Co-producers, Jane Gordon, Aki Komine.
Directed, edited by Roger Nygard. Screenplay, Nygard, Joe Yannetty. Camera (color), Nathan Hope; music, Walter Werzowa, Jimmie Wood, J.J. Holiday, Billy Sullivan; production designer, Shay Austin; art director, Naomi Alpert; costume designer, Antoinette Squeo; casting, Mark Tillman. Reviewed at AFI screening room, L.A., Oct. 13, 1999. (In AFI/L.A. Film Festival — New Directions.) Running time: 86 MIN.
With: Daniel Benzali, Louis Mandylor, Lori Loughlin, David A. Brooks, William Shockley, Michael D. Roberts, Wayne Duvall, Eli Danker, BT, Darren Gray Ward.
The shift toward buying cars online should come not a moment too soon if half of what’s depicted about car salesmen in this cynical black comedy is true. Immeasurably lifted from the mediocre by Daniel Benzali’s crackling, snarling bulldog of a performance, pic’s comedy is defused by accepted notion that car hucksters practice barely legalized thievery; plotline of corruption of a nice guy comes off as a forced attempt to pump up the action. Bad deal is sealed for pic in theatrical, but look for bonuses in small-screen arena.

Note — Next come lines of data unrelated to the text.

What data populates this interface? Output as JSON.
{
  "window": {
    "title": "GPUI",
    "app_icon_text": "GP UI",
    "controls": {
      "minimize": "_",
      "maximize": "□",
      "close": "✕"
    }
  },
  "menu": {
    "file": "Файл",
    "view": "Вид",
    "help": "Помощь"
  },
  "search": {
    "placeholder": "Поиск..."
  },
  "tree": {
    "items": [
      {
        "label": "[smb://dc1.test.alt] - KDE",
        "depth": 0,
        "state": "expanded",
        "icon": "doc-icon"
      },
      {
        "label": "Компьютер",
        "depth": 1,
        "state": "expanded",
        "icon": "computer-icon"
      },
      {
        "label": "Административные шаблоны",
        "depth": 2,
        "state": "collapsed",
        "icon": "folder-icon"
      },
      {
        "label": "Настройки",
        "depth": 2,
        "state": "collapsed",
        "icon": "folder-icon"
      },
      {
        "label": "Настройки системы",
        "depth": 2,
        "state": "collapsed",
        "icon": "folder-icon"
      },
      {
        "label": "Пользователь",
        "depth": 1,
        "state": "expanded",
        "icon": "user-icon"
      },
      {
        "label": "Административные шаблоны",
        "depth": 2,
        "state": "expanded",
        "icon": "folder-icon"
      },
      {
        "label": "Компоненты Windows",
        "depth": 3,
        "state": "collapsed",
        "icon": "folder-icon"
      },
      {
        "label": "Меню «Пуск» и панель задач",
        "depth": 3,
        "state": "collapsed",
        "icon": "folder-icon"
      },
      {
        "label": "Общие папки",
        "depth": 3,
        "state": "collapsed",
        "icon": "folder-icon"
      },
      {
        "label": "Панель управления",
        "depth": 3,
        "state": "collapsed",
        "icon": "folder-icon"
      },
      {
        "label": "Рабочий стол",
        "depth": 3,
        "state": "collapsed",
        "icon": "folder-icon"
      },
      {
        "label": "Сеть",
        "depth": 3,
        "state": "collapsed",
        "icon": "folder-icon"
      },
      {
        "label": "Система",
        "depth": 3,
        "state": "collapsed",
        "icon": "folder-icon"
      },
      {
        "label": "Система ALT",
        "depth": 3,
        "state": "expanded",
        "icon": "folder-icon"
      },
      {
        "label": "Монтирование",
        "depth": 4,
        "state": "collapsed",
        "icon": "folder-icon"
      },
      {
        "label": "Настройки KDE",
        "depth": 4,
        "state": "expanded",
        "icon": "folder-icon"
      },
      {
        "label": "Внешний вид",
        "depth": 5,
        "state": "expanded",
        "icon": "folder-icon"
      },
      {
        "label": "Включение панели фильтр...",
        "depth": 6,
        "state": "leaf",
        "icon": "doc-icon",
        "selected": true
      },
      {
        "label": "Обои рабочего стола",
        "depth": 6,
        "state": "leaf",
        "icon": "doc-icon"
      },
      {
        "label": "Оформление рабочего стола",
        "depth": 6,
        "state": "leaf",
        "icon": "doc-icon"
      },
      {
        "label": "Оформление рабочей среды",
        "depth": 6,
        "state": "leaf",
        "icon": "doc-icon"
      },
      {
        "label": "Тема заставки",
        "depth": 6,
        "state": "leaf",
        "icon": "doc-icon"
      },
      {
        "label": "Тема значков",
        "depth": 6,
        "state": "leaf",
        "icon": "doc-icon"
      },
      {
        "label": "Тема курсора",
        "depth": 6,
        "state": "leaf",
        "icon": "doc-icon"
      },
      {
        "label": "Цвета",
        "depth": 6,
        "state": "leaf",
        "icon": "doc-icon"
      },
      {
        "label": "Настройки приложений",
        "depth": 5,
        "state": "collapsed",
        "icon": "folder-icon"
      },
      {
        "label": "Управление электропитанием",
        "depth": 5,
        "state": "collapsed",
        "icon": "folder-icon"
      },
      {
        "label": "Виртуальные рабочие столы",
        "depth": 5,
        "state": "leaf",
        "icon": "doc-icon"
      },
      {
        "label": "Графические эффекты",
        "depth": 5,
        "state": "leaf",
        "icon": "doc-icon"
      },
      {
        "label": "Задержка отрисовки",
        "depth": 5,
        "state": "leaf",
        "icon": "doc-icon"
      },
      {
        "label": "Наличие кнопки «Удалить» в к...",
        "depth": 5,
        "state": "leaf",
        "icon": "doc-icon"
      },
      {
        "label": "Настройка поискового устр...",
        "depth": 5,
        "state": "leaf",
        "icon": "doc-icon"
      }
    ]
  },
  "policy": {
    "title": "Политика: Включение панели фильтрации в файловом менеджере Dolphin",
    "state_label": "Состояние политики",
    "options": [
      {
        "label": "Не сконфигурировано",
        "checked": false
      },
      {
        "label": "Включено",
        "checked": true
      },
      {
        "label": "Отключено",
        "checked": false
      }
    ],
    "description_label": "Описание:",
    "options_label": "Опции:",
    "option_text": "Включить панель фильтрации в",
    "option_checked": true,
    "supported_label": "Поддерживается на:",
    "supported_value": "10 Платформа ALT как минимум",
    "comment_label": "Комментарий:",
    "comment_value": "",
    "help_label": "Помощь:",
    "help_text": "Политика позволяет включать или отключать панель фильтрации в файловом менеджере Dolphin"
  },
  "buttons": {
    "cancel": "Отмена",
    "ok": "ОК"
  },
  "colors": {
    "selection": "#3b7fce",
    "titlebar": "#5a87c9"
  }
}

Desperate for work, Bobby (Louis Mandylor) walks into the lion’s den of fictional Southside Motors in L.A., where Benzali’s fire-breathing head of sales Reggie thinks he’s Detroit’s answer to R. Lee Ermey in “Full Metal Jacket.” Reggie doesn’t know Bobby has a serious debt to loan sharks Chad (David A. Brooks) and Everett (William Shockley) — the name joke hardly registers onscreen. Amusing antics between sales force and customers are better realized by helmer Roger Nygard and co-scripter and ex-salesman Joe Yannetty than are plotlines, which converge in a crude Tarantino-esque standoff. Brisk pacing offsets tech work, which isn’t always cherry.